Module: SolidCache::Entry::Size
- Extended by:
- ActiveSupport::Concern
- Included in:
- SolidCache::Entry
- Defined in:
- app/models/solid_cache/entry/size/estimate.rb,
app/models/solid_cache/entry/size.rb,
app/models/solid_cache/entry/size/moving_average_estimate.rb
Overview
# Cache size estimation
We store the size of each cache row in the byte_size field. This allows us to estimate the size of the cache by sampling those rows.
To reduce the effect of outliers though we’ll grab the N largest rows, and add their size to a sampled based estimate of the size of the remaining rows.
## Outliers
There is an index on the byte_size column, so we can efficiently grab the N largest rows. We also grab the minimum byte_size of those rows, which we’ll use as a cutoff for the non outlier sampling.
## Sampling
To efficiently sample the data we use the key_hash column, which is a random 64 bit integer. There’s an index on key_hash and byte_size so we can grab a sum of the byte_sizes in a range of key_hash directly from that index.
To decide how big the range should be, we use the difference between the smallest and largest database IDs as an estimate of the number of rows in the table. This should be a good estimate, because we delete rows in ID order
We then calculate the fraction of the rows we want to sample by dividing the sample size by the estimated number of rows.

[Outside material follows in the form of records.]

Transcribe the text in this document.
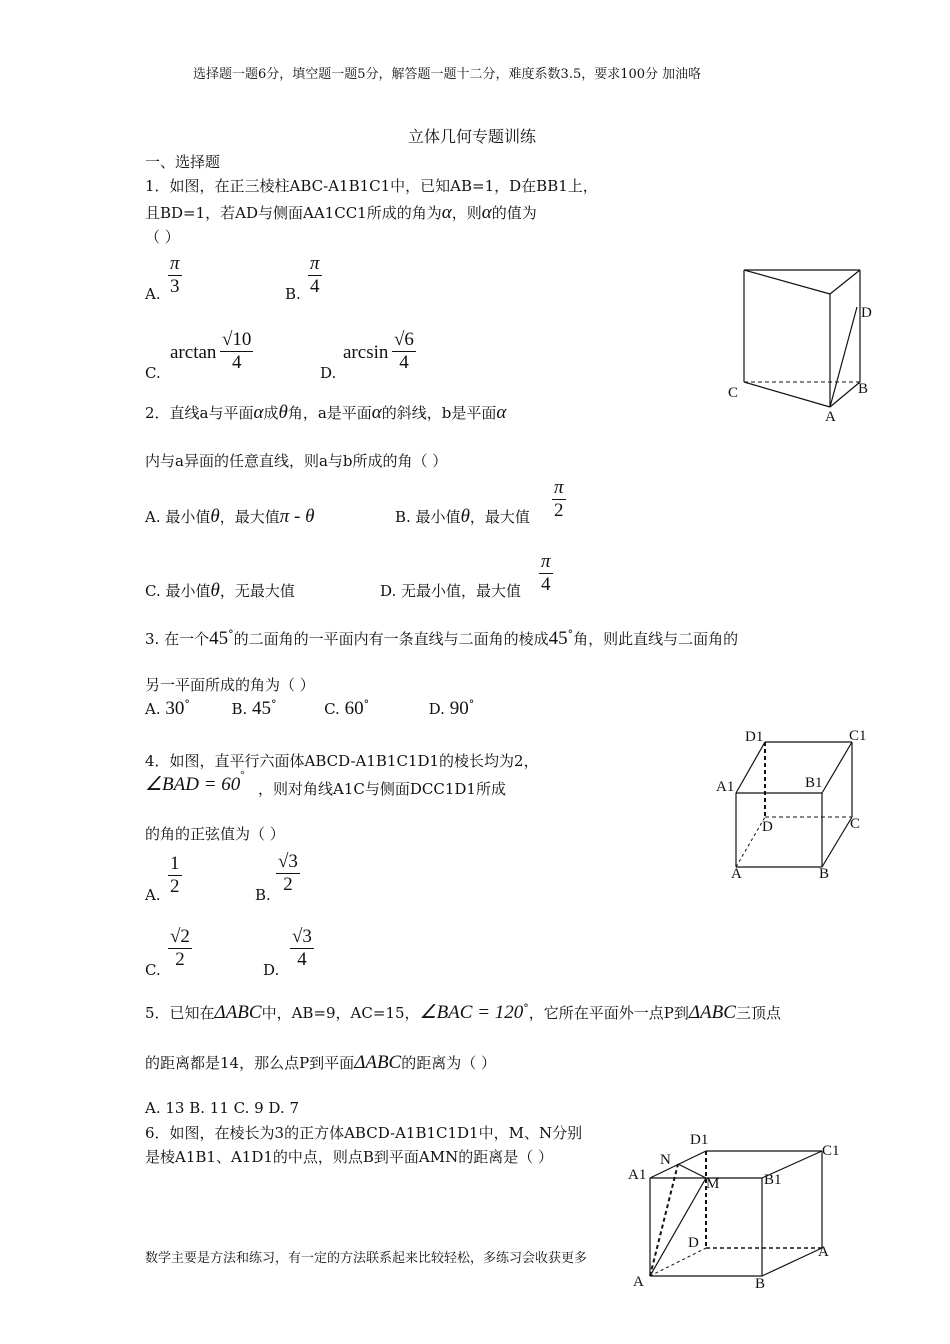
选择题一题6分，填空题一题5分，解答题一题十二分，难度系数3.5，要求100分 加油咯
立体几何专题训练
一、选择题
1．如图，在正三棱柱ABC-A1B1C1中，已知AB=1，D在BB1上，
且BD=1，若AD与侧面AA1CC1所成的角为α，则α的值为
（ ）
A. $\frac{\pi}{3}$	B. $\frac{\pi}{4}$
C.
$\arctan \frac{√10}{4}$	D.
$\arcsin \frac{√6}{4}$
D
C	B
A
2．直线a与平面α成θ角，a是平面α的斜线，b是平面α
内与a异面的任意直线，则a与b所成的角（ ）
A. 最小值θ，最大值π - θ	B. 最小值θ，最大值 $\frac{\pi}{2}$
C. 最小值θ，无最大值	D. 无最小值，最大值 $\frac{\pi}{4}$
3. 在一个45°的二面角的一平面内有一条直线与二面角的棱成45°角，则此直线与二面角的
另一平面所成的角为（ ）
A. 30°	B. 45°	C. 60°	D. 90°
4．如图，直平行六面体ABCD-A1B1C1D1的棱长均为2，
∠BAD = 60°
，则对角线A1C与侧面DCC1D1所成
的角的正弦值为（ ）
A. $\frac{1}{2}$	B. $\frac{√3}{2}$
C. $\frac{√2}{2}$	D. $\frac{√3}{4}$
D1	C1
A1	B1
D	C
A	B
5．已知在ΔABC中，AB=9，AC=15，∠BAC = 120°，它所在平面外一点P到ΔABC三顶点
的距离都是14，那么点P到平面ΔABC的距离为（ ）
A. 13 B. 11 C. 9 D. 7
6．如图，在棱长为3的正方体ABCD-A1B1C1D1中，M、N分别
是棱A1B1、A1D1的中点，则点B到平面AMN的距离是（ ）
D1
C1
N
A1
M	B1
D
A
A	B
数学主要是方法和练习，有一定的方法联系起来比较轻松，多练习会收获更多
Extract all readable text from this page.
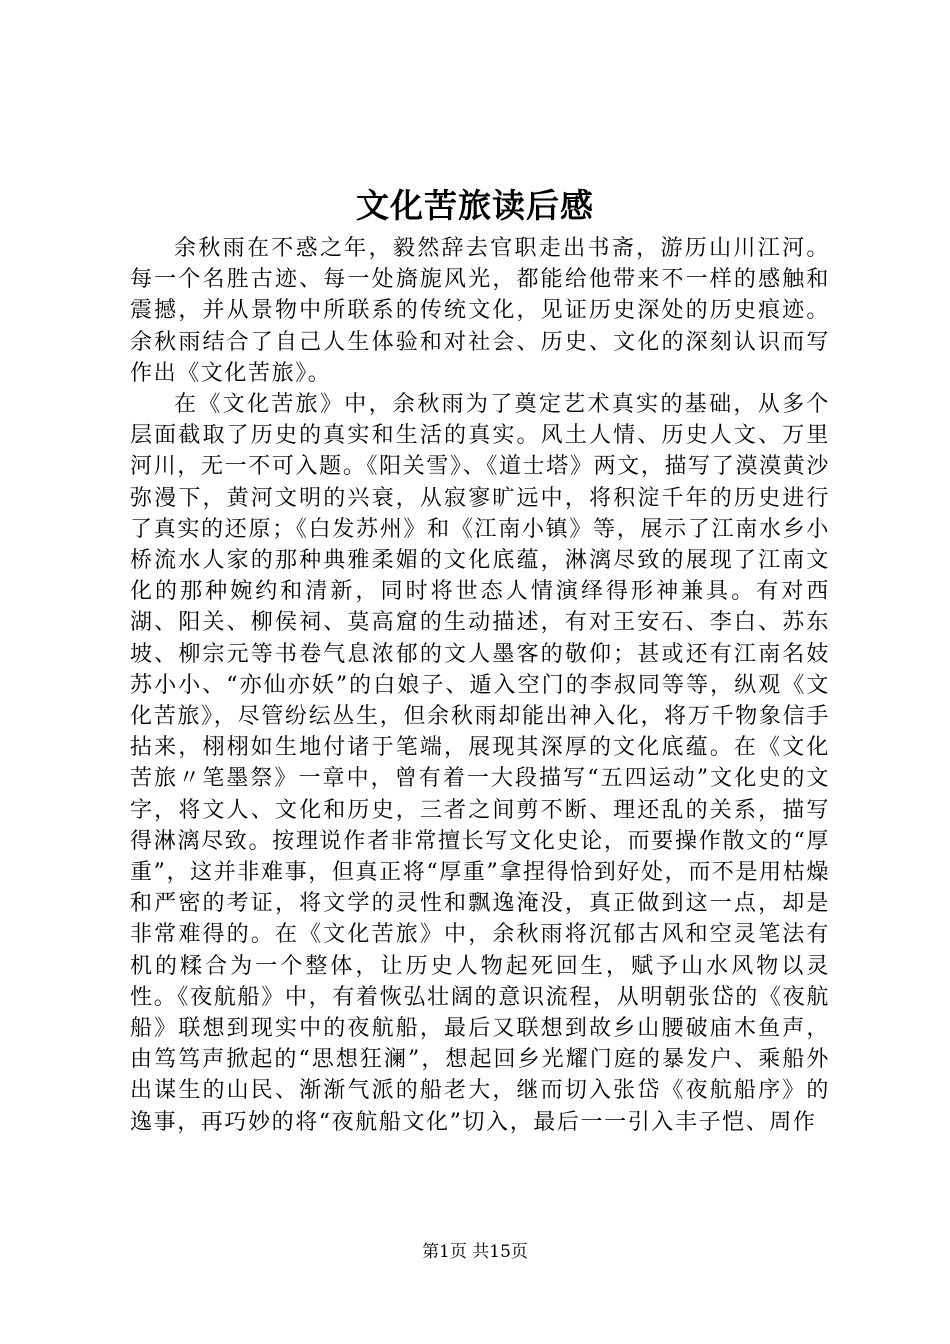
文化苦旅读后感

余秋雨在不惑之年，毅然辞去官职走出书斋，游历山川江河。每一个名胜古迹、每一处旖旎风光，都能给他带来不一样的感触和震撼，并从景物中所联系的传统文化，见证历史深处的历史痕迹。余秋雨结合了自己人生体验和对社会、历史、文化的深刻认识而写作出《文化苦旅》。

在《文化苦旅》中，余秋雨为了奠定艺术真实的基础，从多个层面截取了历史的真实和生活的真实。风土人情、历史人文、万里河川，无一不可入题。《阳关雪》、《道士塔》两文，描写了漠漠黄沙弥漫下，黄河文明的兴衰，从寂寥旷远中，将积淀千年的历史进行了真实的还原；《白发苏州》和《江南小镇》等，展示了江南水乡小桥流水人家的那种典雅柔媚的文化底蕴，淋漓尽致的展现了江南文化的那种婉约和清新，同时将世态人情演绎得形神兼具。有对西湖、阳关、柳侯祠、莫高窟的生动描述，有对王安石、李白、苏东坡、柳宗元等书卷气息浓郁的文人墨客的敬仰；甚或还有江南名妓苏小小、“亦仙亦妖”的白娘子、遁入空门的李叔同等等，纵观《文化苦旅》，尽管纷纭丛生，但余秋雨却能出神入化，将万千物象信手拈来，栩栩如生地付诸于笔端，展现其深厚的文化底蕴。在《文化苦旅〃笔墨祭》一章中，曾有着一大段描写“五四运动”文化史的文字，将文人、文化和历史，三者之间剪不断、理还乱的关系，描写得淋漓尽致。按理说作者非常擅长写文化史论，而要操作散文的“厚重”，这并非难事，但真正将“厚重”拿捏得恰到好处，而不是用枯燥和严密的考证，将文学的灵性和飘逸淹没，真正做到这一点，却是非常难得的。在《文化苦旅》中，余秋雨将沉郁古风和空灵笔法有机的糅合为一个整体，让历史人物起死回生，赋予山水风物以灵性。《夜航船》中，有着恢弘壮阔的意识流程，从明朝张岱的《夜航船》联想到现实中的夜航船，最后又联想到故乡山腰破庙木鱼声，由笃笃声掀起的“思想狂澜”，想起回乡光耀门庭的暴发户、乘船外出谋生的山民、渐渐气派的船老大，继而切入张岱《夜航船序》的逸事，再巧妙的将“夜航船文化”切入，最后一一引入丰子恺、周作

第1页 共15页
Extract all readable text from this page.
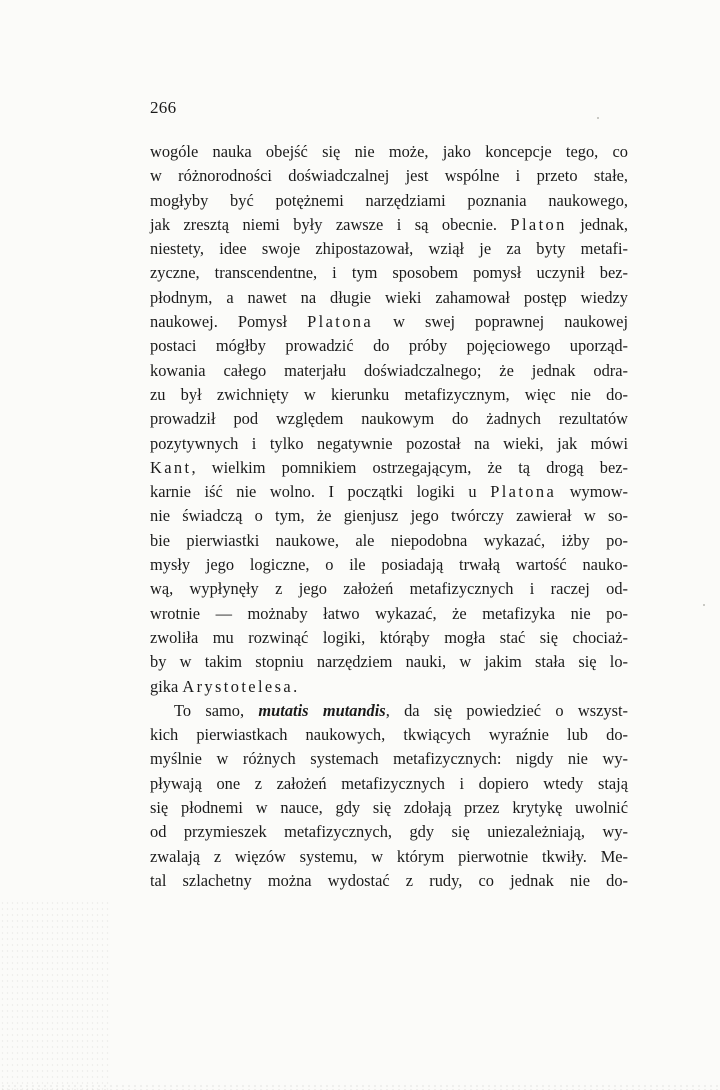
266
wogóle nauka obejść się nie może, jako koncepcje tego, co
w różnorodności doświadczalnej jest wspólne i przeto stałe,
mogłyby być potężnemi narzędziami poznania naukowego,
jak zresztą niemi były zawsze i są obecnie. Platon jednak,
niestety, idee swoje zhipostazował, wziął je za byty metafi-
zyczne, transcendentne, i tym sposobem pomysł uczynił bez-
płodnym, a nawet na długie wieki zahamował postęp wiedzy
naukowej. Pomysł Platona w swej poprawnej naukowej
postaci mógłby prowadzić do próby pojęciowego uporząd-
kowania całego materjału doświadczalnego; że jednak odra-
zu był zwichnięty w kierunku metafizycznym, więc nie do-
prowadził pod względem naukowym do żadnych rezultatów
pozytywnych i tylko negatywnie pozostał na wieki, jak mówi
Kant, wielkim pomnikiem ostrzegającym, że tą drogą bez-
karnie iść nie wolno. I początki logiki u Platona wymow-
nie świadczą o tym, że gienjusz jego twórczy zawierał w so-
bie pierwiastki naukowe, ale niepodobna wykazać, iżby po-
mysły jego logiczne, o ile posiadają trwałą wartość nauko-
wą, wypłynęły z jego założeń metafizycznych i raczej od-
wrotnie — możnaby łatwo wykazać, że metafizyka nie po-
zwoliła mu rozwinąć logiki, którąby mogła stać się chociaż-
by w takim stopniu narzędziem nauki, w jakim stała się lo-
gika Arystotelesa.
To samo, mutatis mutandis, da się powiedzieć o wszyst-
kich pierwiastkach naukowych, tkwiących wyraźnie lub do-
myślnie w różnych systemach metafizycznych: nigdy nie wy-
pływają one z założeń metafizycznych i dopiero wtedy stają
się płodnemi w nauce, gdy się zdołają przez krytykę uwolnić
od przymieszek metafizycznych, gdy się uniezależniają, wy-
zwalają z więzów systemu, w którym pierwotnie tkwiły. Me-
tal szlachetny można wydostać z rudy, co jednak nie do-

Then we grab the byte_size sum of the rows in the range of key_hash values excluding any rows that are larger than our minimum outlier cutoff. We then divide this by the sampling fraction to get an estimate of the size of the non outlier rows
## Equations
Given N samples and a key_hash range of Kmin..Kmax
outliers_cutoff OC = min(byte_size of N largest rows)
outliers_size OS = sum(byte_size of N largest rows)
estimated number of rows R = max(ID) - min(ID) + 1
sample_fraction F = N / R
sample_range_size S = (Kmax - Kmin) * F
sample range is K1..K2 where K1 = Kmin + rand(Kmax - S) and K2 = K1 + S
non_outlier_sample_size NSS = sum(byte_size of rows in key_hash range K1..K2 where byte_size <= OC)
non_outlier_estimated_size NES = NSS / F
estimated_size ES = OS + NES
Defined Under Namespace
Classes: Estimate, MovingAverageEstimate